Perinatal anxiety

There are a number of anxiety disorders that women may experience in the perinatal period including generalised anxiety disorder (GAD), obsessive compulsive disorder, panic disorder, phobias (including needle phobia and tokophobia), post-traumatic stress disorder (PTSD) and social anxiety disorder. These can occur on their own or co-exist with depression. Anxiety and related disorders are known to affect 15%-20% of women in the perinatal period1,2.


The common signs and symptoms of perinatal anxiety include fatigue, irritability, tension, concentration difficulties, and insomnia. They can be associated with fears of foetal or baby’s wellbeing, maternal wellness, illness in the partner and parental mortality. Anxiety can be disabling if these fears are recurrent, time-consuming, intrusive, and acquire a quality of irrationality.

NICE guidance recommends use of the 2 item Generalized Anxiety Disorder scale (GAD 2) for screening3:


  • Over the last 2 weeks, how often have you been bothered by feeling nervous, anxious or on edge?

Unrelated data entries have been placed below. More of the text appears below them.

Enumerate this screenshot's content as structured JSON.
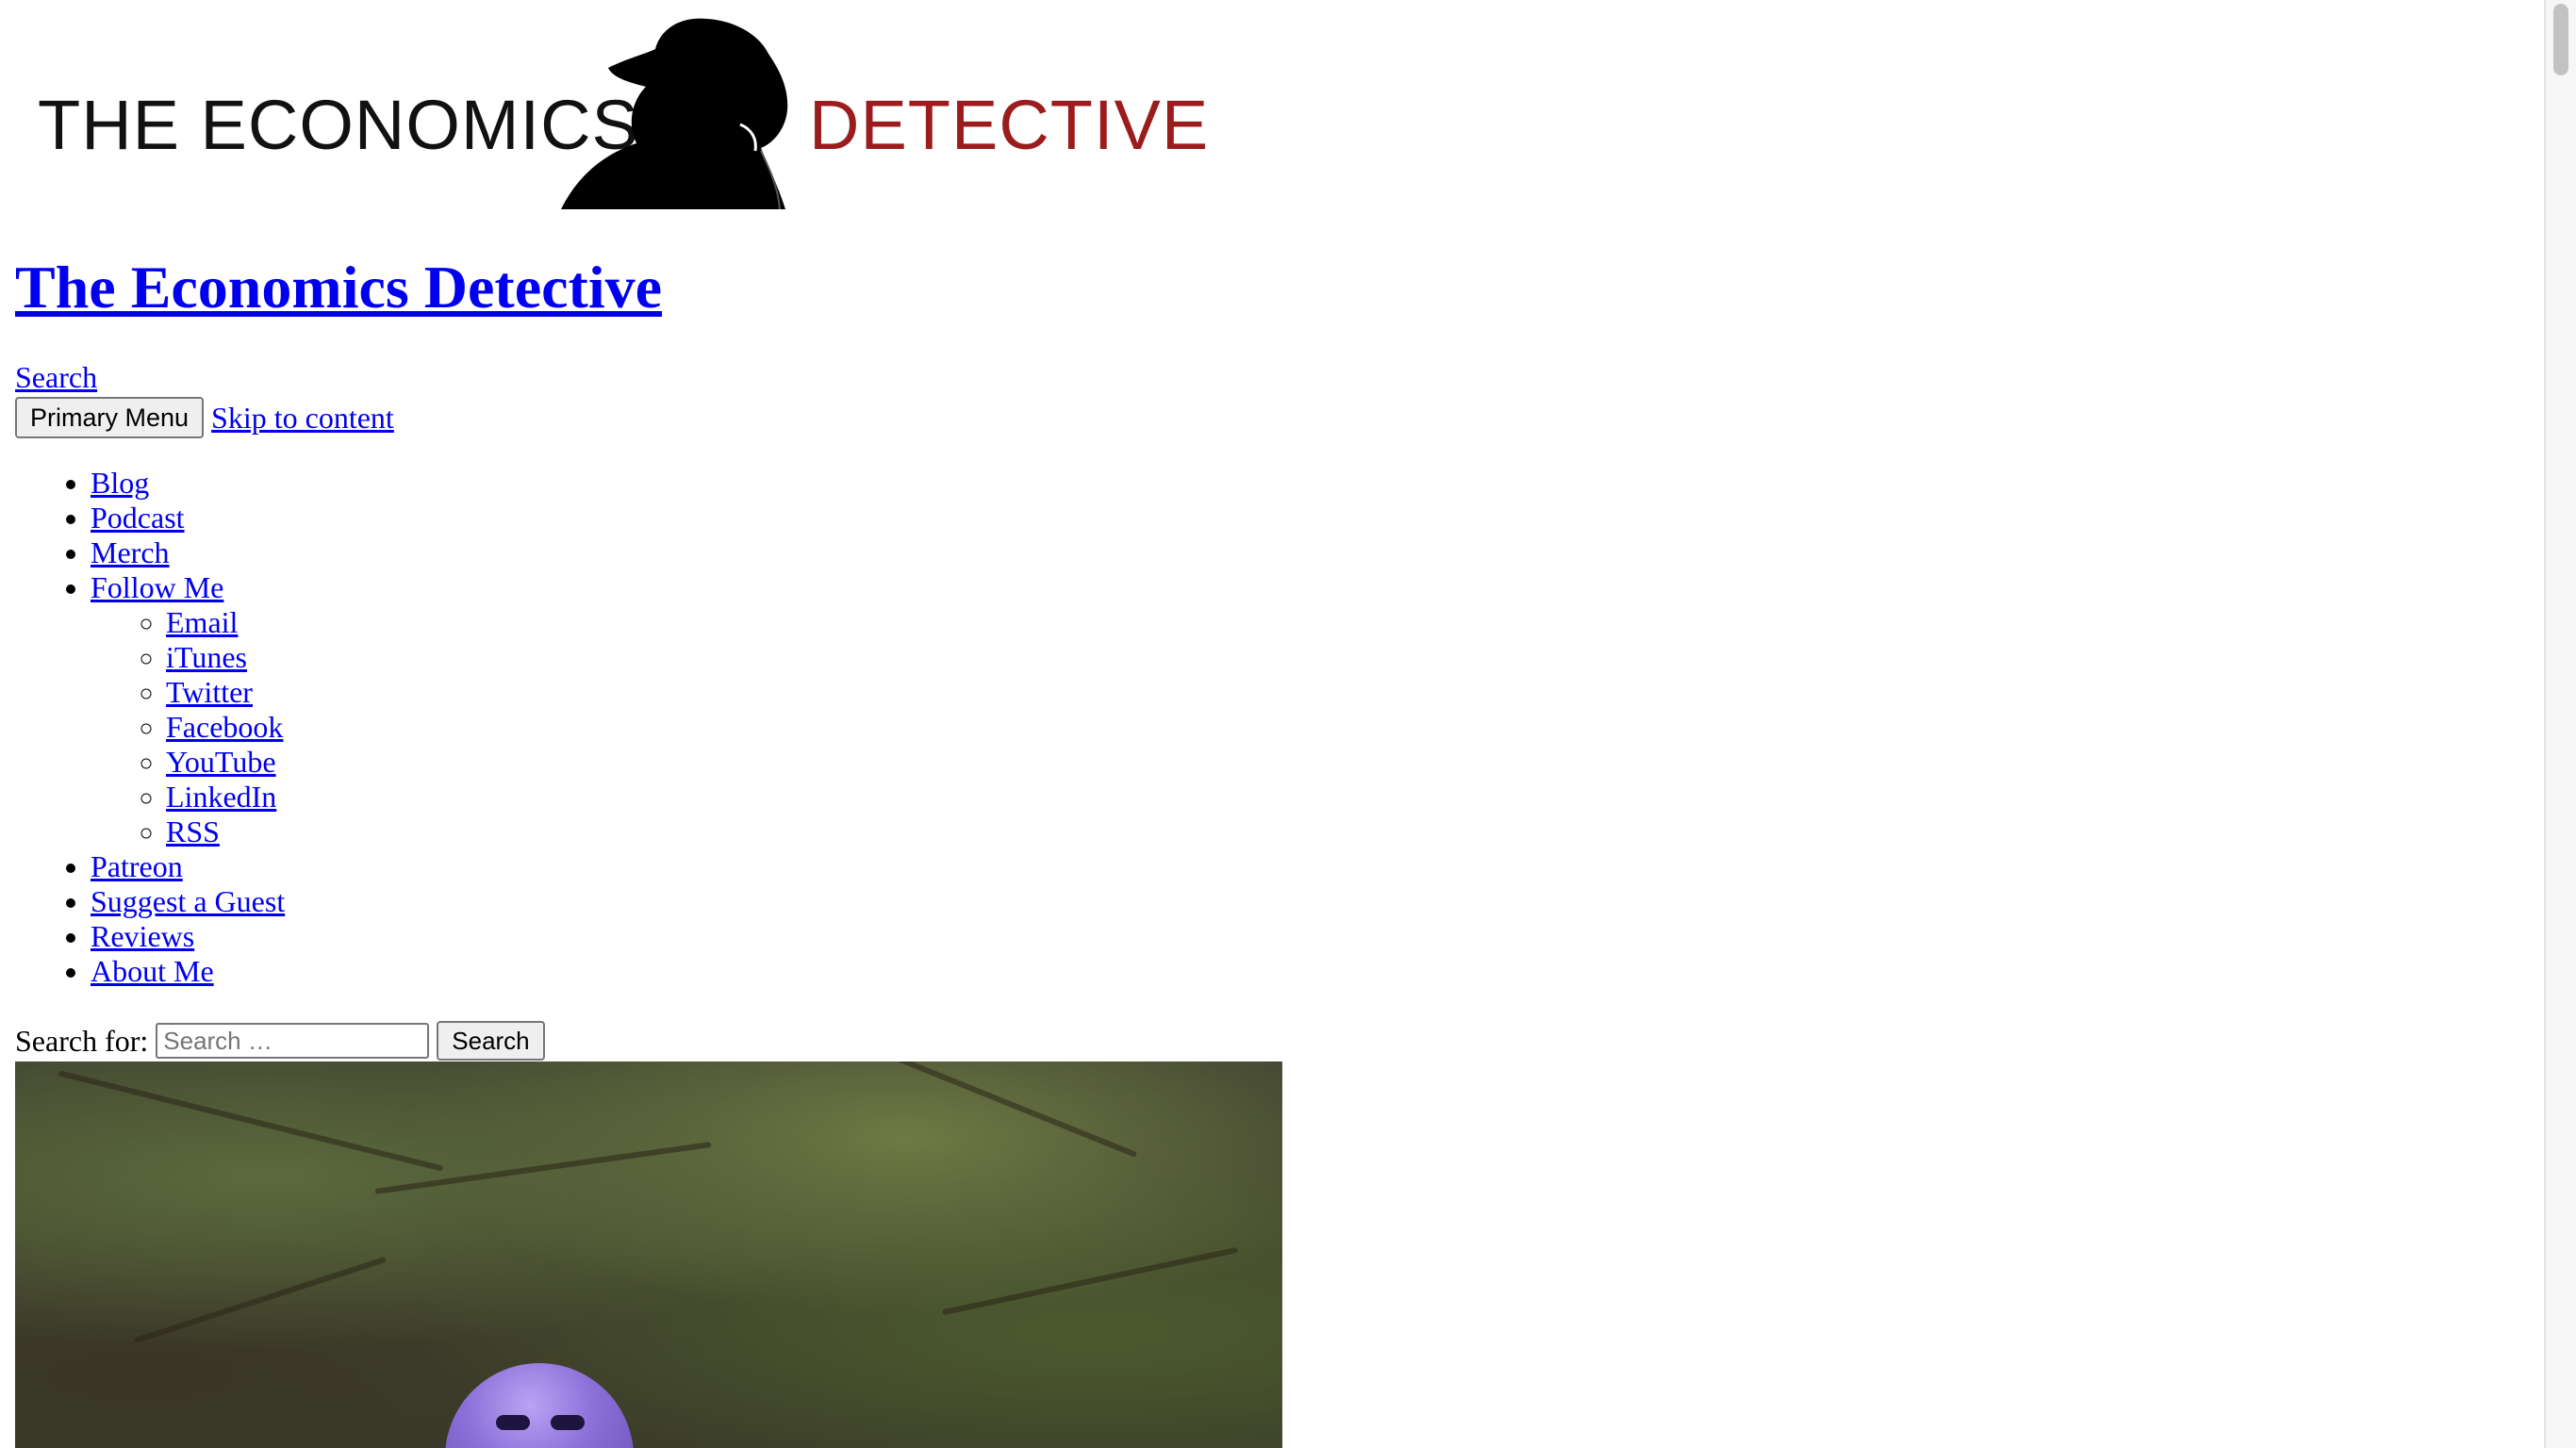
{
  "header": {
    "logo": {
      "word1": "THE ECONOMICS",
      "word2": "DETECTIVE",
      "brand_dark": "#111111",
      "brand_red": "#9b1c1c",
      "icon": "detective-silhouette-icon"
    },
    "site_title": "The Economics Detective",
    "search_link": "Search",
    "primary_menu_label": "Primary Menu",
    "skip_link": "Skip to content"
  },
  "nav": {
    "items": [
      {
        "label": "Blog"
      },
      {
        "label": "Podcast"
      },
      {
        "label": "Merch"
      },
      {
        "label": "Follow Me",
        "children": [
          {
            "label": "Email"
          },
          {
            "label": "iTunes"
          },
          {
            "label": "Twitter"
          },
          {
            "label": "Facebook"
          },
          {
            "label": "YouTube"
          },
          {
            "label": "LinkedIn"
          },
          {
            "label": "RSS"
          }
        ]
      },
      {
        "label": "Patreon"
      },
      {
        "label": "Suggest a Guest"
      },
      {
        "label": "Reviews"
      },
      {
        "label": "About Me"
      }
    ]
  },
  "search_form": {
    "label": "Search for:",
    "placeholder": "Search …",
    "value": "",
    "submit_label": "Search"
  },
  "colors": {
    "link": "#0000ee"
  }
}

  • Over the last 2 weeks, how often have you been bothered by not being able to stop or control worrying?

An answer of ‘not at all’ scores 0; ‘several days’ scores 1; ‘more than half the days’ scores 2; ‘nearly every day’ scores 3. If a woman scores 3 or more on the GAD 2 scale, consider:


  • Using the GAD 7 scale for further assessment or

  • Referring the woman to her GP or, if a severe mental health problem is suspected, to a mental health professional

For a woman with persistent subthreshold symptoms of anxiety in pregnancy or the postnatal period, consider facilitated self‑help. For a woman with anxiety disorder of mild to moderate severity in pregnancy or the postnatal period, offer a low‑intensity psychological intervention (for example, facilitated self‑help) or a high‑intensity psychological intervention (for example, CBT) as initial treatment.


Local mental health services or third sector organisations may be able to offer specific counselling or group programmes for anxiety. In addition, you can recommend online CBT, self-help books, physical activities, relaxation techniques, support from health visitors and peer support groups.


If the disorder is causing severe distress and/or impairment then medication may be required, often in combination with psychological therapy. SSRIs (selective serotonin re-uptake inhibitors) are the most commonly used class of antidepressant medication in the perinatal period4. For further advice on medications in the perinatal period, please refer to ‘Top Tips for GPs on prescribing in the perinatal period’.

If both medication and CBT have not been successful, the woman’s daily activities are being severely affected by her anxiety or there are associated risks (such as suicidal ideation/intent or thoughts to harm others), referral to the local specialist perinatal mental health service or community mental health team should be considered.

Resources




Training for healthcare professionals:

Watch our video where Dr Bosky Nair, Consultant Perinatal Psychiatrist, talks about perinatal anxiety disorders

References


1. Fawcett EJ, Fairbrother N, Cox ML, White IR, Fawcett JM. The Prevalence of Anxiety Disorders During Pregnancy and the Postpartum Period: A Multivariate Bayesian Meta-Analysis. J Clin Psychiatry. 2019.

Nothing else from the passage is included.